Silvio Marques
Muitas crendices das gerações, minha, dos meus pais e demais antepassados, de certa forma imbecilizaram parte do nosso raciocínio e nos tolheram, em muito, a liberdade e a nossa essencial potencialidade. Deixaram-nos marcas na infância que possivelmente perduram ainda nos dias de hoje, e talvez fiquem para sempre.
Com o objetivo de que não ficássemos descalços, por exemplo, lembro-me de que diziam com muita naturalidade que o “bicho de pé” entraria pelos nossos pés, iria subir e ficar andando lá dentro da gente. Sentia tanto pavor, que toda a vez que me lembrava disso sentia uma espécie de coceira por dentro. Era o forte poder da palavra agindo na minha mente.
Não é que hoje as crianças sejam menos “babacas” do que eu fui outrora, e não mais estejam suscetíveis a isto. Acontece que nós, seus pais, já temos consciência dos efeitos do poder do que se fala e temos tido mais cuidado com o seu uso.
Para prevenir a saída das crianças para a rua, principalmente à noite; ato que tirava o sossego dos pais e avós, eles anunciavam horrendas criaturas imaginárias e as “colocavam” de plantão nos portões das nossas casas. Nos aprisionavam assim, dentro do nosso próprio medo.
Levei anos para encontrar um meio de me livrar da “mula sem cabeça”. Certo dia o meu medo deu trégua e tive a coragem de pensar nela (na mula). Descobri, na minha santa e pura ingenuidade que: “... se a mula não tem cabeça, ela não tem olhos para me ver. Então, se ela corresse atrás de mim, bastaria eu correr e virar na esquina que ela iria passar direto”. É claro que esta conclusão me trouxe muito conforto. Em compensação, acho que até hoje meu inconsciente luta sutilmente para se livrar do “boi da cara preta”.
Não estou de forma alguma criticando os nossos pais. Atrás desta ação havia um imenso amor e sentimento de proteção. Não obstante, por estes justificáveis equívocos, muitos dos nossos medos atuais são reflexos desses “monstrinhos” que estão registrados no nosso inconsciente. Muitos deles (nossos medos) são descendentes da mula sem cabeça, do boi da cara preta e outros mais. Felizmente o “saci pererê e a cuca” foram desmascarados pelas “Aventuras do Sitio do Pica Pau Amarelo” veiculadas na televisão. A propósito, somente através deste programa é que tomei conhecimento de que a “cuca” era um jacaré. Eu pensava que ela fosse um imenso dragão. Naturalmente. Quanto maior o medo, maior é o bicho papão.

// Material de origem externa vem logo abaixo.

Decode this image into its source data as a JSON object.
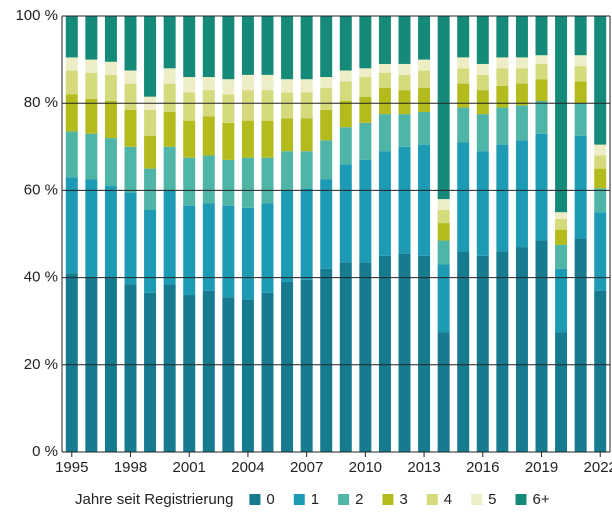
{
  "chart_data": {
    "type": "stacked_bar",
    "categories": [
      "1995",
      null,
      null,
      "1998",
      null,
      null,
      "2001",
      null,
      null,
      "2004",
      null,
      null,
      "2007",
      null,
      null,
      "2010",
      null,
      null,
      "2013",
      null,
      null,
      "2016",
      null,
      null,
      "2019",
      null,
      null,
      "2022"
    ],
    "legend_title": "Jahre seit Registrierung",
    "series": [
      {
        "name": "0",
        "color": "#177b90",
        "values": [
          41,
          40,
          40,
          38.5,
          36.5,
          38.5,
          36,
          37,
          35.5,
          35,
          36.5,
          39,
          39.5,
          42,
          43.5,
          43.5,
          45,
          45.5,
          45,
          27.5,
          46,
          45,
          46,
          47,
          48.5,
          27.5,
          49,
          37
        ]
      },
      {
        "name": "1",
        "color": "#1d9bb4",
        "values": [
          22,
          22.5,
          21,
          21,
          19,
          21.5,
          20.5,
          20,
          21,
          21,
          20.5,
          21,
          21,
          20.5,
          22.5,
          23.5,
          24,
          24.5,
          25.5,
          15.5,
          25,
          24,
          24.5,
          24.5,
          24.5,
          14.5,
          23.5,
          18
        ]
      },
      {
        "name": "2",
        "color": "#4fb5a6",
        "values": [
          10.5,
          10.5,
          11,
          10.5,
          9.5,
          10,
          11,
          11,
          10.5,
          11.5,
          10.5,
          9,
          8.5,
          9,
          8.5,
          8.5,
          8.5,
          7.5,
          7.5,
          5.5,
          8,
          8.5,
          8.5,
          8,
          7.5,
          5.5,
          7.5,
          5.5
        ]
      },
      {
        "name": "3",
        "color": "#b3bc1c",
        "values": [
          8.5,
          8,
          8.5,
          8.5,
          7.5,
          8,
          8.5,
          9,
          8.5,
          8.5,
          8.5,
          7.5,
          7.5,
          7,
          6,
          6,
          6,
          5.5,
          5.5,
          4,
          5.5,
          5.5,
          5,
          5,
          5,
          3.5,
          5,
          4.5
        ]
      },
      {
        "name": "4",
        "color": "#d5db7c",
        "values": [
          5.5,
          6,
          6,
          6,
          6,
          6.5,
          6.5,
          6,
          6.5,
          7,
          7,
          6,
          6,
          5,
          4.5,
          4.5,
          3.5,
          3.5,
          4,
          3,
          3.5,
          3.5,
          4,
          3.5,
          3.5,
          2.5,
          3.5,
          3
        ]
      },
      {
        "name": "5",
        "color": "#eeeec6",
        "values": [
          3,
          3,
          3,
          3,
          3,
          3.5,
          3.5,
          3,
          3.5,
          3.5,
          3.5,
          3,
          3,
          2.5,
          2.5,
          2,
          2,
          2.5,
          2.5,
          2.5,
          2.5,
          2.5,
          2.5,
          2.5,
          2,
          1.5,
          2.5,
          2.5
        ]
      },
      {
        "name": "6+",
        "color": "#168a78",
        "values": [
          9.5,
          10,
          10.5,
          12.5,
          18.5,
          12,
          14,
          14,
          14.5,
          13.5,
          13.5,
          14.5,
          14.5,
          14,
          12.5,
          12,
          11,
          11,
          10,
          42,
          9.5,
          11,
          9.5,
          9.5,
          9,
          45,
          9,
          29.5
        ]
      }
    ],
    "ylim": [
      0,
      100
    ],
    "yticks": [
      {
        "value": 0,
        "label": "0 %"
      },
      {
        "value": 20,
        "label": "20 %"
      },
      {
        "value": 40,
        "label": "40 %"
      },
      {
        "value": 60,
        "label": "60 %"
      },
      {
        "value": 80,
        "label": "80 %"
      },
      {
        "value": 100,
        "label": "100 %"
      }
    ],
    "grid": true
  }
}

Quando eu ouvia a minha mãe ninar os meus irmãozinhos mais novos cantando: “nãna, neném, que a cuca vem pegar...”, eu pensava desconfiado: Se fosse você, neném, eu ficava bem acordado!
Entretanto, penso que é muito mais fácil desmascararmos estes maléficos bichos papões, do que nos livrarmos de certas sentenças dos nossos pais, mestres e outros; quando afirmam, por exemplo: “Você ficou reprovado porque é burro!” “Você não conseguiu vencer porque é fraco!” Este “dragão”, com certeza, é muito mais difícil vencer.
Aconselho, portanto, aos Pais:
Cuidado! Hoje não se acreditam mais em bichos papões! Mas suas palavras podem ainda se tornar um imenso dragão na vida de seus filhos!
OOOOOO
PS : Se dissermos aos nossos filhos, servidores, ou outra pessoa qualquer que ele é um burro; estamos chamando Deus de burro; porque seria Ele quem teria feito uma pessoa desprovida de capacidade. Na verdade, somos todos Filhos de Deus com infinita capacidade.